Renaissance humanist Giovanni Boccaccio (1313-1375), in compiling his biography of Dante, received the story directly from Pier Giardino himself. Giardino and Jacopo set about looking for the manuscript in the spot Dante’s ghost had indicated.
So they went together, it still being dark, to the house where Dante died, and calling up the master they proceeded to the place pointed out. There was a piece of matting fastened against the wall, as they had before noticed when Dante lived there. On removing it an opening was discovered behind, and in it they found many writings which had become moldy from the damp, and would have perished had they remained there much longer. Having carefully cleaned them, they perceived the numbers of the missing cantos, and found to their joy that the papers contained the conclusion of the poem—the last thirteen. These they gladly copied, and sent them to Messer Cane, and thus the labour of so many years was rendered perfect (Baynes, 1891, p74).

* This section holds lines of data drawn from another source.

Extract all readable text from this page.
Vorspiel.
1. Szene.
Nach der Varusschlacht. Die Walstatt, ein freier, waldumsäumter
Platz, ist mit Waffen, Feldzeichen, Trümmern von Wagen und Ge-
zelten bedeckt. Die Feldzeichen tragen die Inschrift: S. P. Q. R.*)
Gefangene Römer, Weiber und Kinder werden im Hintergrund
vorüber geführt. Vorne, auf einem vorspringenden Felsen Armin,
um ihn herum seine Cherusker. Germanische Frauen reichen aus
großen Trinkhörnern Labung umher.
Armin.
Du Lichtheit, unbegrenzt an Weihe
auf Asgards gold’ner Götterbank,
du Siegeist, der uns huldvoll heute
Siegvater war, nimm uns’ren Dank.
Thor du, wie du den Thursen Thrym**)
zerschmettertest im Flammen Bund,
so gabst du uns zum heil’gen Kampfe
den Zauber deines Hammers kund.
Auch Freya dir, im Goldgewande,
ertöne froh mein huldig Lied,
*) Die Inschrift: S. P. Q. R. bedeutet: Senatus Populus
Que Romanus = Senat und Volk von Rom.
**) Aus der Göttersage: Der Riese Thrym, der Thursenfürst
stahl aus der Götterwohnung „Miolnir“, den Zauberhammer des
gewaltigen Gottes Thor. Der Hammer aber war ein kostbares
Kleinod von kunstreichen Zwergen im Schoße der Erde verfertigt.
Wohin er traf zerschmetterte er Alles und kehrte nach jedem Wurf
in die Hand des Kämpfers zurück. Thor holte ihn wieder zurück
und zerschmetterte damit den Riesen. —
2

Writers generally don’t like having words put in their mouth. They figure that’s their job and a minor road bump like death just shouldn’t get in the way of the ending to a good story as originally conceived. Oscar Wilde once said, “A writer is someone who has taught his mind to misbehave”. This comes in handy when you shuffle off this mortal coil, having misplaced the epilogue.
Baynes, Herbert. Dante and His Ideal. New York: Macmillan & Company, 1891.
Phillimore, Catherine Mary. Dante At Ravenna: a Study. London: E. Stock, 1898.
Toynbee, Paget Jackson, 1855-1932. Dante Alighieri, His Life and Works. [4th ed.] New York: The Macmillan Company, 1910.